On January 25, 2017, the British Columbia Supreme Court rendered its decision in Tudor Sales Ltd. (Re), 2017 BCSC 119.  The case deals with an attempt to  recharacterize a creditor’s claim in bankruptcy from debt to equity and the subordination of that claim under sections 137, 139 and 140.1 of, the Bankruptcy and Insolvency Act (Canada).  Those sections provide that the claims of creditors who are not at arm’s length from the bankrupt, silent partners (i.e., lenders who receive an interest rate varying with profits or representing a share of profits) and “equity claims,” may be postponed until all other claims have been satisfied.

There is a relative abundance of judicial authority in the United States dealing with recharacterization and subordination of claims in bankruptcy.  The issue has not arisen as often in Canada and it has been unclear, until recently, to what extent this body of American law should be followed in Canada.  This case is part of a new and growing line of authority articulating a distinct Canadian test.

The facts of the case are simply stated.  In November 2013, Tudor Sales Ltd. (“Tudor”) assigned itself into bankruptcy.  At the time, Tudor’s financial statements recorded shareholder loans owed to its sole officer and director, Tavi Eggertson.
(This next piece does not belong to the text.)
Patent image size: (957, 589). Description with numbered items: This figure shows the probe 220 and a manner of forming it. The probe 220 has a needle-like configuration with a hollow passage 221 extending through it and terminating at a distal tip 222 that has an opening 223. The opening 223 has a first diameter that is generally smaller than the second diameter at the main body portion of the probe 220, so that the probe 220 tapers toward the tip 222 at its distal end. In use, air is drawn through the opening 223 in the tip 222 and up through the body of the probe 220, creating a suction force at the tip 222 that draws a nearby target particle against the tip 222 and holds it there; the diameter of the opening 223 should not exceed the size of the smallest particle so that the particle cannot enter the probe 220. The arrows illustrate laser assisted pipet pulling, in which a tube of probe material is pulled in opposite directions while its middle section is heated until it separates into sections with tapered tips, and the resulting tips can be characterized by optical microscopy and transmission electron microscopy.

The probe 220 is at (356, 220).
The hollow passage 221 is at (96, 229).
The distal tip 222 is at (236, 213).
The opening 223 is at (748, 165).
Mr. Eggertson submitted a proof of claim for repayment of those loans as a secured creditor, relying on a general security agreement he had caused Tudor to execute in his favour years before the bankruptcy.  Tudor’s largest unsecured creditor challenged the validity of Mr. Eggertson’s claim and sought to have them subordinated to the claims of all other creditors, relying on those provisions.

Ultimately, the Court found that Mr. Eggertson’s claim was properly recharacterized as an “equity claim” and as such, subordinated under section 140.1.  In reaching that conclusion, the Court relied primarily on two main considerations: first, the variable nature of the interest payments that Mr. Eggertson caused Tudor to pay, which were shown to have been discretionary and to have fluctuated with Tudor’s profitability. Second, it was shown that at around the same time as Mr. Eggertson made the advances, he also acquired or increased his shareholdings in Tudor for little or no other apparent consideration.
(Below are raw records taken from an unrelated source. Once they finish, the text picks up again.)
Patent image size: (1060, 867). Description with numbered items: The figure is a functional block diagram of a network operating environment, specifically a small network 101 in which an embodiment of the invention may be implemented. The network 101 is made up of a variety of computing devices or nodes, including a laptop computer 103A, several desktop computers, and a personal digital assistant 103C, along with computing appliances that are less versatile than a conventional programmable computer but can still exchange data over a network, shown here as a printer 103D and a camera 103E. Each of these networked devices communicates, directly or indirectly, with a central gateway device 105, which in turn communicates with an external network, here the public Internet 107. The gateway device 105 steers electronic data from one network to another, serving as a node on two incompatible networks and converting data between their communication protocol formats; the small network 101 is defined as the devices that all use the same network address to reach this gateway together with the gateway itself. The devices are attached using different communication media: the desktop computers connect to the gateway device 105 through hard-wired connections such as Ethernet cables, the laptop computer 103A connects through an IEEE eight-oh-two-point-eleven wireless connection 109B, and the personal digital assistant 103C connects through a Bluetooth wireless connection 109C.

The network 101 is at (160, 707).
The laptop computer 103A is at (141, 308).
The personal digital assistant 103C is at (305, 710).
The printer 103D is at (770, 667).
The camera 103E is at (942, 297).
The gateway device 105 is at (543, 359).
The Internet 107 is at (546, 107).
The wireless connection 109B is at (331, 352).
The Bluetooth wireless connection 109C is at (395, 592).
In addition to recharacterizing the claim from debt to equity, the Court also found that even if it were properly characterized as a claim in debt, it should nevertheless still be subordinated under section 139, as Mr. Eggertson was found to be a “silent partner” who received interest varying with Tudor’s profits.

Some of the advances were ordered to be subordinated under section 137, which states that a non-arm’s length transaction will justify a dividend only if it is found to have been a “proper” one.  The Court found that expenses incurred in support of Mr. Eggertson’s side tequila venture, which he had run through Tudor, were really for his own personal benefit, and therefore were not “proper” transactions within the meaning of that provision.

The decision is one of the first to apply the new test for recharacterization, as recently articulated in the judgment of the Ontario Superior Court in Re U.S. Steel, 2016 ONSC 569.  Both decisions are currently under appeal.